Fears are rising that Four Seasons, Britain’s second biggest care homes operator, is heading for administration as hopes of a rescue deal for the debt-stricken group fade.
The company, owned by Guy Hands’ private equity vehicle Terra Firma, is struggling under £525 million of debt and faces a critical interest payment on December 15.
However, Four Seasons is now likely to miss the payment, plunging into doubt the future of 17,000 elderly residents across 343 homes.
It comes amid a failure by Terra Firma and Four Seasons’ principal creditor, American hedge fund H/2 Capital Partners, to thrash out a deal that would avert disaster.
Terra Firma is urging H/2, run by Spencer Haber, to take full control of the group before it goes into administration as part of a debt restructuring.

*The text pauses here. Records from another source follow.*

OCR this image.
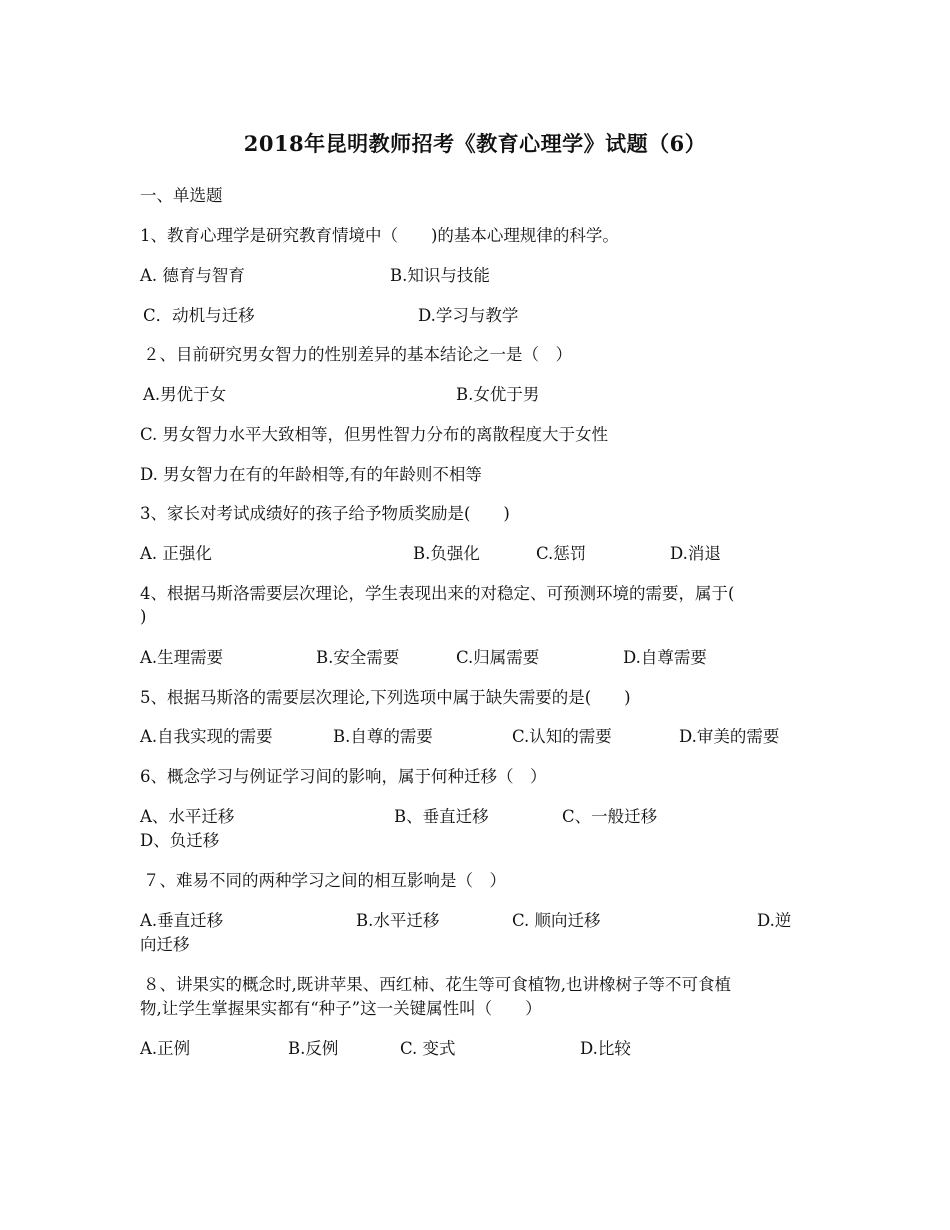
2018年昆明教师招考《教育心理学》试题（6）
一、单选题
1、教育心理学是研究教育情境中（　　)的基本心理规律的科学。
A. 德育与智育	B.知识与技能
C．动机与迁移	D.学习与教学
２、目前研究男女智力的性别差异的基本结论之一是（　）
A.男优于女	B.女优于男
C. 男女智力水平大致相等，但男性智力分布的离散程度大于女性
D. 男女智力在有的年龄相等,有的年龄则不相等
3、家长对考试成绩好的孩子给予物质奖励是(　　)
A. 正强化	B.负强化	C.惩罚	D.消退
4、根据马斯洛需要层次理论，学生表现出来的对稳定、可预测环境的需要，属于(
)
A.生理需要	B.安全需要	C.归属需要	D.自尊需要
5、根据马斯洛的需要层次理论,下列选项中属于缺失需要的是(　　)
A.自我实现的需要	B.自尊的需要	C.认知的需要	D.审美的需要
6、概念学习与例证学习间的影响，属于何种迁移（　）
A、水平迁移	B、垂直迁移	C、一般迁移
D、负迁移
７、难易不同的两种学习之间的相互影响是（　）
A.垂直迁移	B.水平迁移	C. 顺向迁移	D.逆
向迁移
８、讲果实的概念时,既讲苹果、西红柿、花生等可食植物,也讲橡树子等不可食植
物,让学生掌握果实都有“种子”这一关键属性叫（　　）
A.正例	B.反例	C. 变式	D.比较
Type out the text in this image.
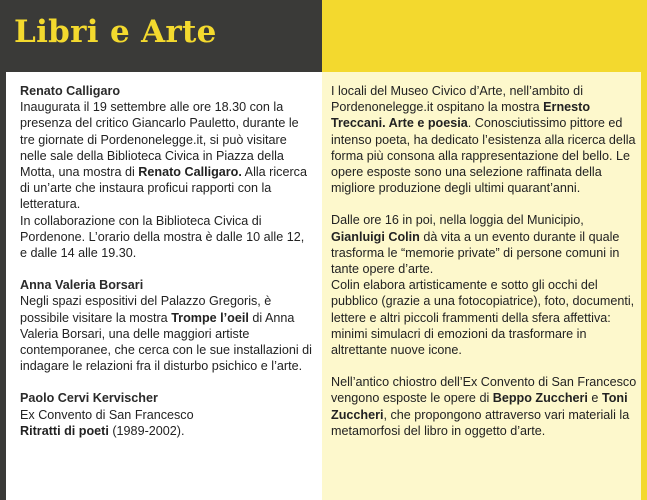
Libri e Arte
Renato Calligaro

Inaugurata il 19 settembre alle ore 18.30 con la presenza del critico Giancarlo Pauletto, durante le tre giornate di Pordenonelegge.it, si può visitare nelle sale della Biblioteca Civica in Piazza della Motta, una mostra di Renato Calligaro. Alla ricerca di un’arte che instaura proficui rapporti con la letteratura.

In collaborazione con la Biblioteca Civica di Pordenone. L’orario della mostra è dalle 10 alle 12, e dalle 14 alle 19.30.

Anna Valeria Borsari

Negli spazi espositivi del Palazzo Gregoris, è possibile visitare la mostra Trompe l’oeil di Anna Valeria Borsari, una delle maggiori artiste contemporanee, che cerca con le sue installazioni di indagare le relazioni fra il disturbo psichico e l’arte.

Paolo Cervi Kervischer

Ex Convento di San Francesco

Ritratti di poeti (1989-2002).

I locali del Museo Civico d’Arte, nell’ambito di Pordenonelegge.it ospitano la mostra Ernesto Treccani. Arte e poesia. Conosciutissimo pittore ed intenso poeta, ha dedicato l’esistenza alla ricerca della forma più consona alla rappresentazione del bello. Le opere esposte sono una selezione raffinata della migliore produzione degli ultimi quarant’anni.

Dalle ore 16 in poi, nella loggia del Municipio, Gianluigi Colin dà vita a un evento durante il quale trasforma le “memorie private” di persone comuni in tante opere d’arte.

Colin elabora artisticamente e sotto gli occhi del pubblico (grazie a una fotocopiatrice), foto, documenti, lettere e altri piccoli frammenti della sfera affettiva: minimi simulacri di emozioni da trasformare in altrettante nuove icone.

Nell’antico chiostro dell’Ex Convento di San Francesco vengono esposte le opere di Beppo Zuccheri e Toni Zuccheri, che propongono attraverso vari materiali la metamorfosi del libro in oggetto d’arte.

But H/2 has rejected the proposal as the pair disagree over the terms of the restructure and over the ownership of 24 homes, which are subject to a court battle.
Should Four Seasons collapse into administration, it would be the biggest care homes failure since Southern Cross in 2011.
A spokesman for Terra Firma said: “There is no reason to put Four Seasons into administration.
“We call on H/2 Capital Partners, who have acquired their debt at a discount since 2015, to stand by its commitment to find a consensual outcome for the benefit of employees and residents and head off the risk of the obvious disruption that administration would trigger.”
The Press Association revealed earlier this week that H/2 could be in line to pocket up to £500 million from the collapse of Four Seasons.
It is understood that H/2 bought its debt holding in Four Seasons for approximately £256 million, while the enterprise value of the care operator is thought to stand in the region of £700 million.
H/2 has already received debt interest payments of £50 million, meaning that, were the hedge fund to sell the group or its debt on, as some industry experts expect, it could profit to the tune of £494 million.
Terra Firma has also accused H/2 of being “unwilling to engage”, blocking email addresses and refusing face-to-face meetings.
H/2 has said it stands ready to take control of the care homes group, with Margaret Ford, former chairwoman of rival Barchester, at the helm.
Terra Firma bought Four Seasons for £825 million in 2012 and stomached a £450 million writedown on its investment two years ago.
Four Seasons has seen its financial performance deteriorate in recent years.
It has been stung by a cut in local authority fees, rising costs and the introduction of the national living wage, and the group has continuously warned over its long-term stability.